Scheffer, the Mayer Brown/Robert A. Helman Professor of Law at Northwestern, is a former U.S. Ambassador at-Large for War Crimes Issues.

Northwestern’s LLM in International Human Rights is designed for lawyers (American or foreign) who wish to undertake an in-depth study of the norms and methods of international human rights law and its implementation in domestic legal systems.

The LLM IHR curriculum provides a comprehensive grounding in human rights law.
The core courses for the curriculum include international human rights law, international criminal law and a human rights colloquium. Beyond these courses, LLM IHR students select from a wide array of elective courses relating to various facets of international human rights and international criminal law.

“The LLM IHR degree is a valuable credential for attorneys interested in careers in international human rights,” said Bridget Arimond, director of the LLM program in international human rights.

“As human rights issues assume increasing prominence on both the national and international planes, the time has come to extend to American lawyers the same opportunity to obtain an advanced degree in international human rights law that has been available to lawyers from other countries.”

The new four-year JD-LLM IHR program will provide students with an intense study of human rights laws that could not be achieved in the normal three-year period of law school, with an opportunity to participate in a semester-long externship abroad.

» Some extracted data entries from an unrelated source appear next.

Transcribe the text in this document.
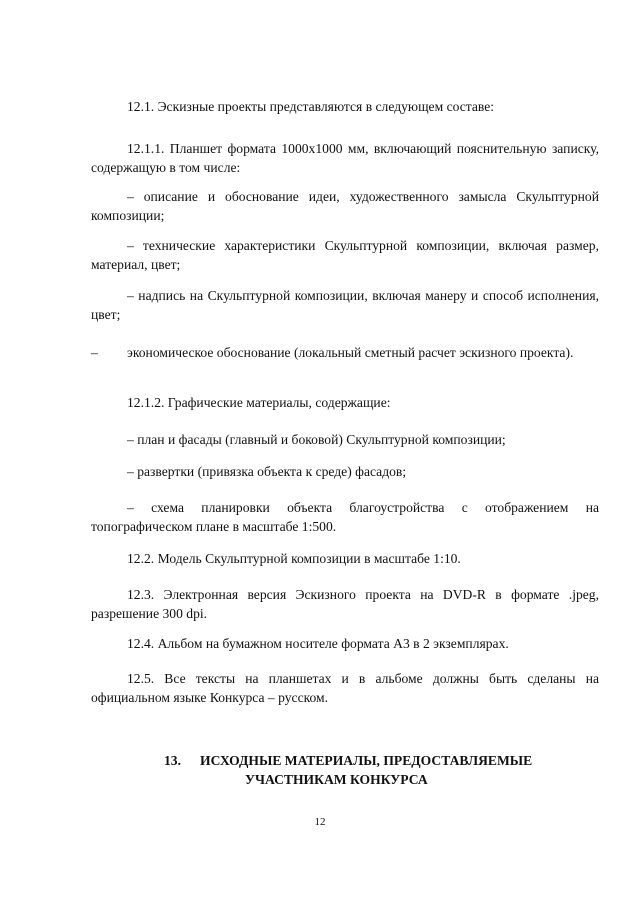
12.1. Эскизные проекты представляются в следующем составе:

12.1.1. Планшет формата 1000x1000 мм, включающий пояснительную записку, содержащую в том числе:

– описание и обоснование идеи, художественного замысла Скульптурной композиции;

– технические характеристики Скульптурной композиции, включая размер, материал, цвет;

– надпись на Скульптурной композиции, включая манеру и способ исполнения, цвет;

– экономическое обоснование (локальный сметный расчет эскизного проекта).

12.1.2. Графические материалы, содержащие:

– план и фасады (главный и боковой) Скульптурной композиции;

– развертки (привязка объекта к среде) фасадов;

– схема планировки объекта благоустройства с отображением на топографическом плане в масштабе 1:500.

12.2. Модель Скульптурной композиции в масштабе 1:10.

12.3. Электронная версия Эскизного проекта на DVD-R в формате .jpeg, разрешение 300 dpi.

12.4. Альбом на бумажном носителе формата А3 в 2 экземплярах.

12.5. Все тексты на планшетах и в альбоме должны быть сделаны на официальном языке Конкурса – русском.

13. ИСХОДНЫЕ МАТЕРИАЛЫ, ПРЕДОСТАВЛЯЕМЫЕ
УЧАСТНИКАМ КОНКУРСА

12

Currently only a few of Northwestern’s JD students are able to allot an entire semester to an externship.

Arimond cited examples of current externships that Northwestern JD students are participating in to give an idea of the types of opportunities that the JD-LLM IHR program will provide.

“One student is in The Hague with the Trial Chambers of the International Criminal Tribunal for the Former Yugoslavia, where her first assignment was to research one of the most hotly contested issues in an ongoing trial,” Arimond said. “And another is in Phnom Penh with the newly established Extraordinary Chambers in the Courts of Cambodia, assisting the prosecution in preparing the first cases against those alleged to be among the most responsible for the atrocities of the Khmer Rouge period.”

At a time when human rights issues are of paramount importance, Northwestern University School of Law is taking a leadership role in training a new generation of lawyers schooled in the norms, institutions and methodologies of international human rights and international criminal law.